Selling, delivering, manufacturing, or importing these Kratom chemical constituents into Florida would be considered a misdemeanor of the first degree under either bill.
Even before Rouson’s version was filed, the House bill filed by Rep. Kristin Jacobs, a Democrat from Coconut Creek, got national scrutiny.
Jacobs, in a no-holds-barred interview with FloridaPolitics.com, compared kratom advocates to one of history’s greatest villains.
“They have a story,” Jacobs told us via phone. “Just like Hitler believed if you tell a lie over and over again, it becomes the truth.”
Contrary to the many assertions from kratom users that the herbal remedy helps them manage pain, anxiety, and other debilitating conditions, Jacobs brought forth a “kratom madness” style of rhetoric when dismissing those who use the substance.
Jacobs described kratom users as “addicts with glassy eyes and shaky hands.”
Kratom advocates forcefully countered such descriptions soon after that.
Rouson received campaign contributions in 2016 from at least one party with a vested interest in a kratom ban.
Mark Fontaine, the former executive director of the Florida Alcohol and Drug Abuse Association, gave Rouson $400.
“Caremark Rx,” a division of the CVS drugstore chain, gave Rouson $1,000.
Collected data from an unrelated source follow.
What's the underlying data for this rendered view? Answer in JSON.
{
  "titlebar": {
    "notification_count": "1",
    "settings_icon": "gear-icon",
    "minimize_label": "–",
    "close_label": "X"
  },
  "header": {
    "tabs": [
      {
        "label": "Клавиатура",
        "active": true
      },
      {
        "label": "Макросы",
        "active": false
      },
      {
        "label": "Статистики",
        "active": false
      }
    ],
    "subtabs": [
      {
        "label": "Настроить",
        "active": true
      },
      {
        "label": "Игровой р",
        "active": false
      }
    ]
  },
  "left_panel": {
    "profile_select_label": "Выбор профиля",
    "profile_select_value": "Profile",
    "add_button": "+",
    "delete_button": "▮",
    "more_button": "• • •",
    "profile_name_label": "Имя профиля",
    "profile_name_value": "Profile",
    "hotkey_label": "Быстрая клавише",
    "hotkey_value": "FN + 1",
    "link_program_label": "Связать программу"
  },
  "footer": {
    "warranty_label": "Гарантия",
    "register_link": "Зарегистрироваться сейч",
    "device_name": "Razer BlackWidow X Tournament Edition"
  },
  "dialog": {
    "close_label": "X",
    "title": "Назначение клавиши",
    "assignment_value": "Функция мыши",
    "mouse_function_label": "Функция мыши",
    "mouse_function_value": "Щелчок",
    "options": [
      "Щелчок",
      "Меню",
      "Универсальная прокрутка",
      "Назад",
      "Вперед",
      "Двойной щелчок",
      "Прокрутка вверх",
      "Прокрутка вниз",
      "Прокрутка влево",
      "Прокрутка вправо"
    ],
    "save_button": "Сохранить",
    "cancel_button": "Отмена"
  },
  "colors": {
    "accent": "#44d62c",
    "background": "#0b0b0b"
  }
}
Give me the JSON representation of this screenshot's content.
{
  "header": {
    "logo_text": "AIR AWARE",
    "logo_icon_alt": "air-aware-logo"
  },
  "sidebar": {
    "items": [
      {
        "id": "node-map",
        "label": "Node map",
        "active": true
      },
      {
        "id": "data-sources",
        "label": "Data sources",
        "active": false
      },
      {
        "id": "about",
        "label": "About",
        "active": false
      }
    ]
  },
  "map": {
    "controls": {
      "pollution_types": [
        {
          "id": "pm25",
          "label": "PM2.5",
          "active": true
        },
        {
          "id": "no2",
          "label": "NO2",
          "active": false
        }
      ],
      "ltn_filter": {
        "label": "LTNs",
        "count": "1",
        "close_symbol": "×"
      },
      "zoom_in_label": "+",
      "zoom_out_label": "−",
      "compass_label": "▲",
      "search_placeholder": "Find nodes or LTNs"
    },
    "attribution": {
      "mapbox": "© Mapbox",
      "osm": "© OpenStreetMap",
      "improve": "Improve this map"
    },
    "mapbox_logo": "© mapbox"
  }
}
ABC Fine Wine and Spirits, which sells liquor, gave $1,000 on two occasions during the 2016 cycle. Meanwhile, the Beer Distributors Committee, Wine and Spirits Distributors, and Southern Wine and Spirits all gave $1,000 once.
Betty Sembler, the wife of anti-cannabis crusader Mel Sembler, gave Rouson $500.
We’ve reached out to Sen. Rouson to ask if he aligns with Rep. Jacobs’ comments, and whether or not his campaign’s financial backing factored into his decision to file companion legislation to a bill bounced out of the Florida Legislature in each of the last two sessions.